Dr. John Sexton

Lessons of Leadership (Audio) - A podcast by Academy of Achievement

As a college student, John Sexton barely scraped together a 2.1 GPA. Today, he is the pioneering president of New York University, setting it on an ambitious path to become the U.S.'s leading global university. The son of an alcoholic -- by age ten, he was searching for his lawyer-father in the gutters of Brooklyn -- Sexton was an academic late bloomer. He spent 15 years as the volunteer coach of a high school girls' debate team, taking them to two national championships, and only then did he enter law school, graduating at age 37 from Harvard.

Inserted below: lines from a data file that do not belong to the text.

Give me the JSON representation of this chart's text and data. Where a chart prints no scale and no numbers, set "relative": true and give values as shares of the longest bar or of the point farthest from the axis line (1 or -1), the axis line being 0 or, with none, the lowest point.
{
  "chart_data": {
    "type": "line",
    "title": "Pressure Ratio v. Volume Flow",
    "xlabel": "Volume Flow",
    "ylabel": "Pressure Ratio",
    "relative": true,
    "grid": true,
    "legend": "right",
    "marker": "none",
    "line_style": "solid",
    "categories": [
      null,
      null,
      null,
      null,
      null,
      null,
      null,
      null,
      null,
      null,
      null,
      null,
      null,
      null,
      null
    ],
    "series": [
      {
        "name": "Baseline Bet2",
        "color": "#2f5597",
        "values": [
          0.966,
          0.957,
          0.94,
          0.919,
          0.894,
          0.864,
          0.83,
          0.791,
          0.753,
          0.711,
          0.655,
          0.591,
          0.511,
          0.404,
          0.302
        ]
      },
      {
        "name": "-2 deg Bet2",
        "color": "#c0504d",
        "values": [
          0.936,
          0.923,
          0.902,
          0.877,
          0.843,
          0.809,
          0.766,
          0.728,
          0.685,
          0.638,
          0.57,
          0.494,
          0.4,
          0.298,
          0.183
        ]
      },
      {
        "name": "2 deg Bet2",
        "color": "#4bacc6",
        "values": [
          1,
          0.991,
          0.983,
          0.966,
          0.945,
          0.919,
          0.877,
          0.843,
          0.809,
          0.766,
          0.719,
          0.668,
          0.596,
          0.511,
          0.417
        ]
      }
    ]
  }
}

From that moment, his rise was meteoric. He landed a coveted clerkship with the Chief Justice of the United States Supreme Court, Warren Burger, and, less than ten years out of law school, he was picked as Dean of the New York University Law School. Under Sexton's leadership, NYU became one of the nation's premier law schools and Sexton himself pioneered a new form of global law study. In 2002, he became NYU's president, and also served on the Board of Governors for the New York Federal Reserve. At NYU, he has challenged conventional university notions of tenure to attract leading academic stars to full-time undergraduate teaching. His fascination with globalization has inspired him to create an NYU campus in Abu Dhabi, slated to open in 2010. His philosophy of education is that the academic quest must include answering the question: "Am I living a useful life?"